Der Sturz von Bundesverkehrsminister Andreas Scheuer (CSU) mit einem E-Scooter war von hoher Symbolik. Der Mann, der in die Geschichte eingehen wird, weil er eine halbe Milliarde Euro verplempert hat, hatte das kleine Gefährt als "echte zusätzliche Alternative zum Auto" angepriesen, woraus zum Glück nichts geworden ist. Die Zahl der E-Scooter hält sich in Grenzen, und das ist gut so.

Denn die Teile werden nach wie vor achtlos abgestellt oder einfach hingelegt, landen im Gebüsch oder in Gewässern.
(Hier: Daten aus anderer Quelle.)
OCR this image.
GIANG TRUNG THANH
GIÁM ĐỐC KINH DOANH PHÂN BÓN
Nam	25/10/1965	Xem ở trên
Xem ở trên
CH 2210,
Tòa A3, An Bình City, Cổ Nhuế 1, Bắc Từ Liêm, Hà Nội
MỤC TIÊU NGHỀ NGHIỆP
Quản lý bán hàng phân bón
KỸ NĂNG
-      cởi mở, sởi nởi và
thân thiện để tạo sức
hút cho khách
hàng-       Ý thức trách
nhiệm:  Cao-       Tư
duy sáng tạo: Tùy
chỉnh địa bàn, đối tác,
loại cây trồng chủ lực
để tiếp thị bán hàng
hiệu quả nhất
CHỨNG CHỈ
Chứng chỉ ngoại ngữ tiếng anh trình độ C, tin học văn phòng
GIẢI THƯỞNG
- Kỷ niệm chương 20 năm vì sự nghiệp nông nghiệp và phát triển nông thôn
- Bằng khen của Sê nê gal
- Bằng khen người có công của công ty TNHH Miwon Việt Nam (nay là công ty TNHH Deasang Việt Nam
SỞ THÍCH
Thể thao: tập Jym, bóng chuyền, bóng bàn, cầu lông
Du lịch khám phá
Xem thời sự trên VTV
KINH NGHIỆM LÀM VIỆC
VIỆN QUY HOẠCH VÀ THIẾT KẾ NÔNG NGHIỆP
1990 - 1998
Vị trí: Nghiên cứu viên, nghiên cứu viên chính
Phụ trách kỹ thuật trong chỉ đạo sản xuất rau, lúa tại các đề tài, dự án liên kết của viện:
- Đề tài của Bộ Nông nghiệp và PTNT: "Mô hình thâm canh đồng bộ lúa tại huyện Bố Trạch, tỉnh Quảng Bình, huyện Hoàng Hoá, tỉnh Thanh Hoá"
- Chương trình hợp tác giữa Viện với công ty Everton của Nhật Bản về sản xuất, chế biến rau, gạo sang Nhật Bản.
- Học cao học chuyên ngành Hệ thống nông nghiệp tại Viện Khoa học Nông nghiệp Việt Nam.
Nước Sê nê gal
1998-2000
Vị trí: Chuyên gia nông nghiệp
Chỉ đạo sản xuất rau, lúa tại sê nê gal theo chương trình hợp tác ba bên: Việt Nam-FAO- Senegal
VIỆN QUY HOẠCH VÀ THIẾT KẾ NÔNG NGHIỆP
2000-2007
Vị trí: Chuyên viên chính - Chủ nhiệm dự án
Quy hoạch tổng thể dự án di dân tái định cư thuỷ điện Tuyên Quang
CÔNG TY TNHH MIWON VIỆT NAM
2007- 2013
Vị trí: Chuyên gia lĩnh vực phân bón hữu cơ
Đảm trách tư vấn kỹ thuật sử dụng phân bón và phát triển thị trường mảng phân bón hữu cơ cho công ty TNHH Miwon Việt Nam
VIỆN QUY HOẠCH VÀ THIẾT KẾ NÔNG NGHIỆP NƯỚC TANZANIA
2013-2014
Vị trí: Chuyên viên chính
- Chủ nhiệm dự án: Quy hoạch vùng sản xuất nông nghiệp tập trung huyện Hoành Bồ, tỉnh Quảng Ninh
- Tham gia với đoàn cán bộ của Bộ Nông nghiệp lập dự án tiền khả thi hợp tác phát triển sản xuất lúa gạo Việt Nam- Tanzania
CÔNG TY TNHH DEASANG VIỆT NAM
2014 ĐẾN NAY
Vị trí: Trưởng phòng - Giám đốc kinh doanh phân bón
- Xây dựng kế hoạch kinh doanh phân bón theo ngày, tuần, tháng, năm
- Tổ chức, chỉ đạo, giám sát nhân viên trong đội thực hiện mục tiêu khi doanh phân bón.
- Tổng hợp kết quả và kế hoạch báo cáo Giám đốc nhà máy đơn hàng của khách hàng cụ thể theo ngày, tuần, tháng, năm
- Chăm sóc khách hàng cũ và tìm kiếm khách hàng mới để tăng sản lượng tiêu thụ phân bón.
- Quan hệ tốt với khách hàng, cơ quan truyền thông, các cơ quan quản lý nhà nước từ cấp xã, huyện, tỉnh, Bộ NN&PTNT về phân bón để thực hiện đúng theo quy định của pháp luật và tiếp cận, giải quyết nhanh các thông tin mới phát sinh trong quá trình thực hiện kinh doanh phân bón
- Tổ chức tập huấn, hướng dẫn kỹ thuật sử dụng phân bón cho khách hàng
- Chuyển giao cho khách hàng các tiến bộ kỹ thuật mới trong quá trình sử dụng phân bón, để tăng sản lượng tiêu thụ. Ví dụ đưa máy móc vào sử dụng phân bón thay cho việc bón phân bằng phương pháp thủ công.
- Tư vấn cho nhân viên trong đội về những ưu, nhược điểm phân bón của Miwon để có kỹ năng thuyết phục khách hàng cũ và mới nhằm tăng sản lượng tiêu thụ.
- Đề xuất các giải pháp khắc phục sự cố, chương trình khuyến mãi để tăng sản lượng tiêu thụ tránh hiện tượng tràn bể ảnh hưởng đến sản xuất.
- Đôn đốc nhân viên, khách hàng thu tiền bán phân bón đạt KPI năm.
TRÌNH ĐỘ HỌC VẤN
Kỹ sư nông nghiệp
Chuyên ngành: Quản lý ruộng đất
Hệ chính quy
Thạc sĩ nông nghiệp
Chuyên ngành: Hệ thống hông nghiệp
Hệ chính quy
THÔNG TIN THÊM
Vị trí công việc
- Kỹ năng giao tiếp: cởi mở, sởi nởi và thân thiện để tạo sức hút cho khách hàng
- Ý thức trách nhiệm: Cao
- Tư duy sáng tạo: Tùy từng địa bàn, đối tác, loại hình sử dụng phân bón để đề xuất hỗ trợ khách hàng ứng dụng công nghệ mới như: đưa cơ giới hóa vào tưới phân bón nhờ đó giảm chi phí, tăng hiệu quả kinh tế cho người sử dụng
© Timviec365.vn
Dass man wie mit dem Fahrrad nur auf Radwegen und Straßen, nicht aber auf Gehwegen fahren darf, wissen viele nicht, und dass manche die Promillegrenze ignorieren, kann die Fürstenfeldbrucker Polizei aus eigener Erfahrung nach wenigen Tagen bestätigen. Das Fahren ohne Helm ist eigentlich zu gefährlich für so ein Kraftfahrzeug, dessen kurze Lebensdauer ein dicker ökologischer Negativposten.
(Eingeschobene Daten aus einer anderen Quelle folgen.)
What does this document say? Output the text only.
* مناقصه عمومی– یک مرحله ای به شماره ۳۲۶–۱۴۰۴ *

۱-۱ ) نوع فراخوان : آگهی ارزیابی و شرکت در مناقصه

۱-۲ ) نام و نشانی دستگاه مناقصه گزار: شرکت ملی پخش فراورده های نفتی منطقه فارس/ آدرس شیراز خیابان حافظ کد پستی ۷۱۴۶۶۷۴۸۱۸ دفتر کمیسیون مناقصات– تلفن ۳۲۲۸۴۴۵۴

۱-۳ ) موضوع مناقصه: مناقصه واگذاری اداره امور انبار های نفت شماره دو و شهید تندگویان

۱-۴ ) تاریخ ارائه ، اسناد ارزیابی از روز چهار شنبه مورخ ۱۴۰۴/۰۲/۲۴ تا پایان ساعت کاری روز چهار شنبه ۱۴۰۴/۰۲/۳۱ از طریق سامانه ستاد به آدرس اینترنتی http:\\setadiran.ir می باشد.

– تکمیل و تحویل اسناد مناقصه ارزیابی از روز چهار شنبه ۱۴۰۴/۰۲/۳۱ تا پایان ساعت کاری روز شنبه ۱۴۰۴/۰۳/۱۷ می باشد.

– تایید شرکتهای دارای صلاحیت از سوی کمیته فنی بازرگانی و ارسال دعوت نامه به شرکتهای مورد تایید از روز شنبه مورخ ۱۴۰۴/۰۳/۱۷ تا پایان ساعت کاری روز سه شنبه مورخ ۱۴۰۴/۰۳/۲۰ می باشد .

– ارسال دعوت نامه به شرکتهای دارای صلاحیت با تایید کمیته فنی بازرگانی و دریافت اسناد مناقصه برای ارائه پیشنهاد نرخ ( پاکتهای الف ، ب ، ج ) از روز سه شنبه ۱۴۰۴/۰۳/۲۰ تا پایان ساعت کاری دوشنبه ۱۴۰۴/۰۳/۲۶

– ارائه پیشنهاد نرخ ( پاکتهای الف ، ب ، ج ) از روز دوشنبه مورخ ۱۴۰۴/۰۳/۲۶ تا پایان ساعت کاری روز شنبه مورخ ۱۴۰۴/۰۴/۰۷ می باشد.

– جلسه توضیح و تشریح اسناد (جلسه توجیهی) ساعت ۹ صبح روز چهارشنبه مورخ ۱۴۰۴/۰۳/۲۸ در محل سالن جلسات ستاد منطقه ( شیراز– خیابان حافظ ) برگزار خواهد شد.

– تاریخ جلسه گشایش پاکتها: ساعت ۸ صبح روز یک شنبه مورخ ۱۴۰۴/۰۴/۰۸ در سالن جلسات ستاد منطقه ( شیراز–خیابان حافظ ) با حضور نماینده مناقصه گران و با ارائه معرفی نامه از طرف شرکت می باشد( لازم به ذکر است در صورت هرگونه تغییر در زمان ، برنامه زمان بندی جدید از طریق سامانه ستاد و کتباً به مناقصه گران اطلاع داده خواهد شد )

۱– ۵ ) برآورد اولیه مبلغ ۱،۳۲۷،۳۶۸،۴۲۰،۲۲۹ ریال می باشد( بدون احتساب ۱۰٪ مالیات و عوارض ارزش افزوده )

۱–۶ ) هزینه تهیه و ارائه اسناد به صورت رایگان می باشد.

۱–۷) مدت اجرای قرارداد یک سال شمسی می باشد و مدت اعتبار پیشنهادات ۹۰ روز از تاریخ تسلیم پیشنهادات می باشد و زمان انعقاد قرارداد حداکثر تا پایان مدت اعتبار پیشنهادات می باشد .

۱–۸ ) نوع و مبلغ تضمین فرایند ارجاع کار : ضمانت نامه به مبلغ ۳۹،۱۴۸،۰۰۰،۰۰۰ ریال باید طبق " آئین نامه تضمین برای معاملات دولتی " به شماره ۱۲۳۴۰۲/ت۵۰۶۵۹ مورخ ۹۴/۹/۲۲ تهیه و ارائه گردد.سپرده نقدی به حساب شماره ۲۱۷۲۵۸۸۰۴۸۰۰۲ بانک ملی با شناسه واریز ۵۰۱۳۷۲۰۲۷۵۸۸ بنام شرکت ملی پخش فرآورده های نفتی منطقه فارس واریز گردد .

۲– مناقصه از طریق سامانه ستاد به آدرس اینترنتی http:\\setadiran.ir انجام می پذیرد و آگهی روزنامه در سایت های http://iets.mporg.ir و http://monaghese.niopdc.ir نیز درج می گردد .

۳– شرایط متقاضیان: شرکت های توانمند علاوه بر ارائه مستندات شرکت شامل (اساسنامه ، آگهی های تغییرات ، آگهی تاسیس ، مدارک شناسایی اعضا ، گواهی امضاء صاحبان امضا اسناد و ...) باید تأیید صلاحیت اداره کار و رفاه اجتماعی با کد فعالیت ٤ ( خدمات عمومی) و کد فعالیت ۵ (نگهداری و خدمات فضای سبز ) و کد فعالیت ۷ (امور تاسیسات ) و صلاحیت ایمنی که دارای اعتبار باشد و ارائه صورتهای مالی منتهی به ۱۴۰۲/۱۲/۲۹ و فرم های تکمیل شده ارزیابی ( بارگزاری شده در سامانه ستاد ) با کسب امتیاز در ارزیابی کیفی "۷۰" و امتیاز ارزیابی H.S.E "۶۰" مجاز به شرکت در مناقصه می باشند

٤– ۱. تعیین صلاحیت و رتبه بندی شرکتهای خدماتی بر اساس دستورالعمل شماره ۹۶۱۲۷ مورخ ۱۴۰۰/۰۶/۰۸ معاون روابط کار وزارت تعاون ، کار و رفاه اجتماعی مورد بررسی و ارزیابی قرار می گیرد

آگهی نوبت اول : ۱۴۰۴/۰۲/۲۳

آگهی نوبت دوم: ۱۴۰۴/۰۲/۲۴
Abgesehen davon gilt wie beim Elektroauto oder beim E-Bike, dass der Strom nicht einfach aus der Steckdose kommt, sondern in Kraftwerken produziert werden muss. Der Strommix in der Bundesrepublik bestand im vergangenen Jahr fast zur Hälfte aus fossilen Brennstoffen und Atomenergie und die knapp zehn Prozent Biomasse sind alles andere als "öko", sofern dafür Mais in Monokulturen mit Dünger und Pflanzengiften extra angebaut wird.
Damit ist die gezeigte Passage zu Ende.